As Gray winds his tour down, he manages to tip a black hat to Ian Fleming – pointing out the former offices of Naval Intelligence where 007’s creator learned the finer points of the spy game.
It’s Fleming that offers another way into the tactile realms of British spying. An easy stroll through nearby Mayfair allows Bond fans a chance to walk in Fleming’s footsteps – exploring how the man lived as he worked for British Intelligence and while he created the most iconic spy in fiction.
The son of a Parliamentary Minister and the grandson of a Scottish financier, Fleming grew up in a wealthy London family. Educated in prestigious military schools and at Eton College, Fleming worked as a journalist and junior editor for Reuters, stationed in Moscow.

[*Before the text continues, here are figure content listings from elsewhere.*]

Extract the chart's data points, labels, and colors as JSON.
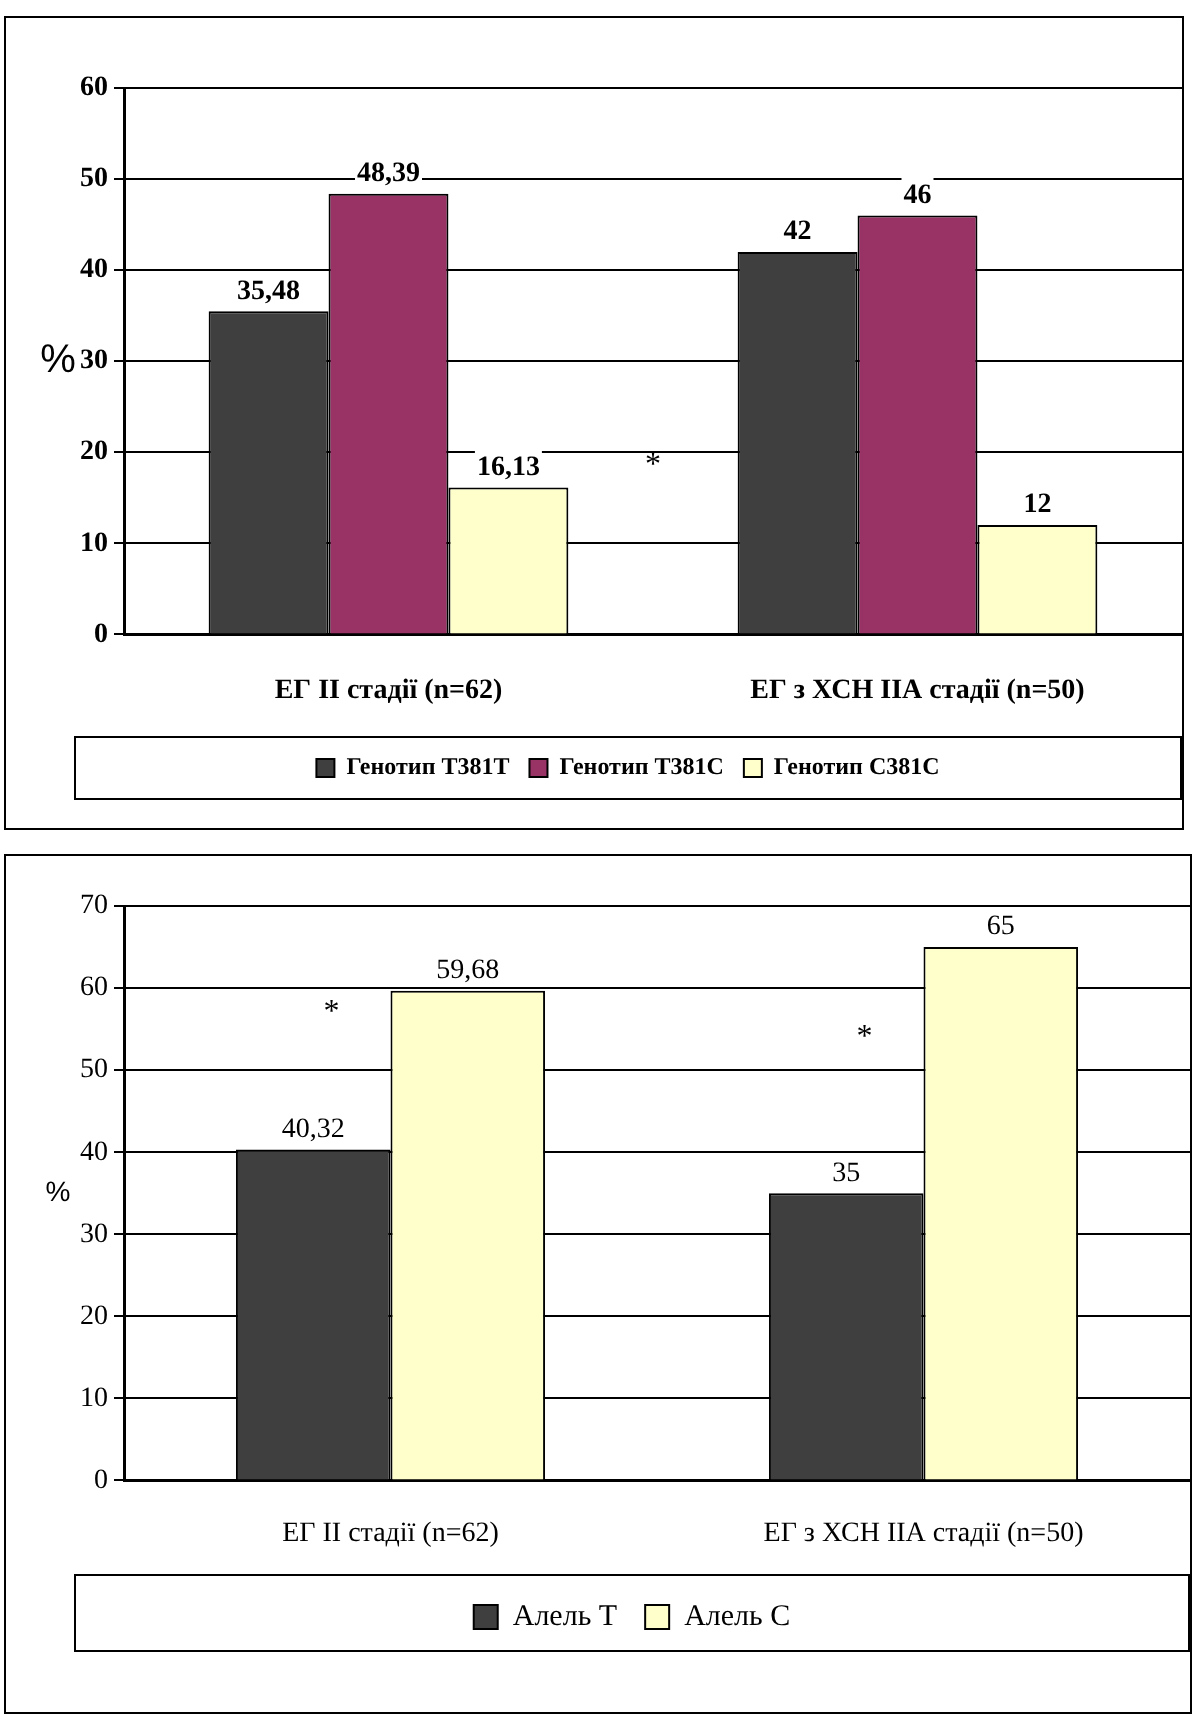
{
  "chart_data": [
    {
      "type": "bar",
      "ylabel": "%",
      "categories": [
        "ЕГ ІІ стадії (n=62)",
        "ЕГ з ХСН ІІА стадії (n=50)"
      ],
      "series": [
        {
          "name": "Генотип T381T",
          "color": "#3f3f3f",
          "values": [
            35.48,
            42
          ],
          "value_labels": [
            "35,48",
            "42"
          ]
        },
        {
          "name": "Генотип T381C",
          "color": "#993366",
          "values": [
            48.39,
            46
          ],
          "value_labels": [
            "48,39",
            "46"
          ]
        },
        {
          "name": "Генотип C381C",
          "color": "#ffffcc",
          "values": [
            16.13,
            12
          ],
          "value_labels": [
            "16,13",
            "12"
          ]
        }
      ],
      "ylim": [
        0,
        60
      ],
      "yticks": [
        0,
        10,
        20,
        30,
        40,
        50,
        60
      ],
      "grid": "y",
      "legend": "bottom",
      "annotations": [
        "*"
      ]
    },
    {
      "type": "bar",
      "ylabel": "%",
      "categories": [
        "ЕГ ІІ стадії (n=62)",
        "ЕГ з ХСН ІІА стадії (n=50)"
      ],
      "series": [
        {
          "name": "Алель Т",
          "color": "#3f3f3f",
          "values": [
            40.32,
            35
          ],
          "value_labels": [
            "40,32",
            "35"
          ]
        },
        {
          "name": "Алель С",
          "color": "#ffffcc",
          "values": [
            59.68,
            65
          ],
          "value_labels": [
            "59,68",
            "65"
          ]
        }
      ],
      "ylim": [
        0,
        70
      ],
      "yticks": [
        0,
        10,
        20,
        30,
        40,
        50,
        60,
        70
      ],
      "grid": "y",
      "legend": "bottom",
      "annotations": [
        {
          "text": "*",
          "x": "ЕГ ІІ стадії (n=62)",
          "y": 57
        },
        {
          "text": "*",
          "x": "ЕГ з ХСН ІІА стадії (n=50)",
          "y": 54
        }
      ]
    }
  ]
}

Prior to World War II, Fleming returned to London to work as a stockbroker. But, with the global conflict looming, Read Admiral John Godfrey, Director of Naval Intelligence, recruited Fleming to serve as his personal assistant. During his intelligence carer, Fleming would rise to the rank of Commander (a rank he’d share with Bond), planning operations for an elite team of British commandos, the 30th Assault Unit.
Though his desk-bound duties laid the foundation for his espionage fiction, they kept Fleming out of the field. When he turned to writing after the war, he poured that frustration into his fictional alter ego — making sure Bond was always in on the action. Since Bond was essentially Fleming, 007’s tastes in clothes, alcohol and other accouterments are rooted in very real establishments still in business today.
And that brings us back around to James Bond and his 50th anniversary in “Skyfall.” James Bond will return to screens in a couple years, and the Intelligence Trail will be running along the London streets as long as we love to hear tales of spies.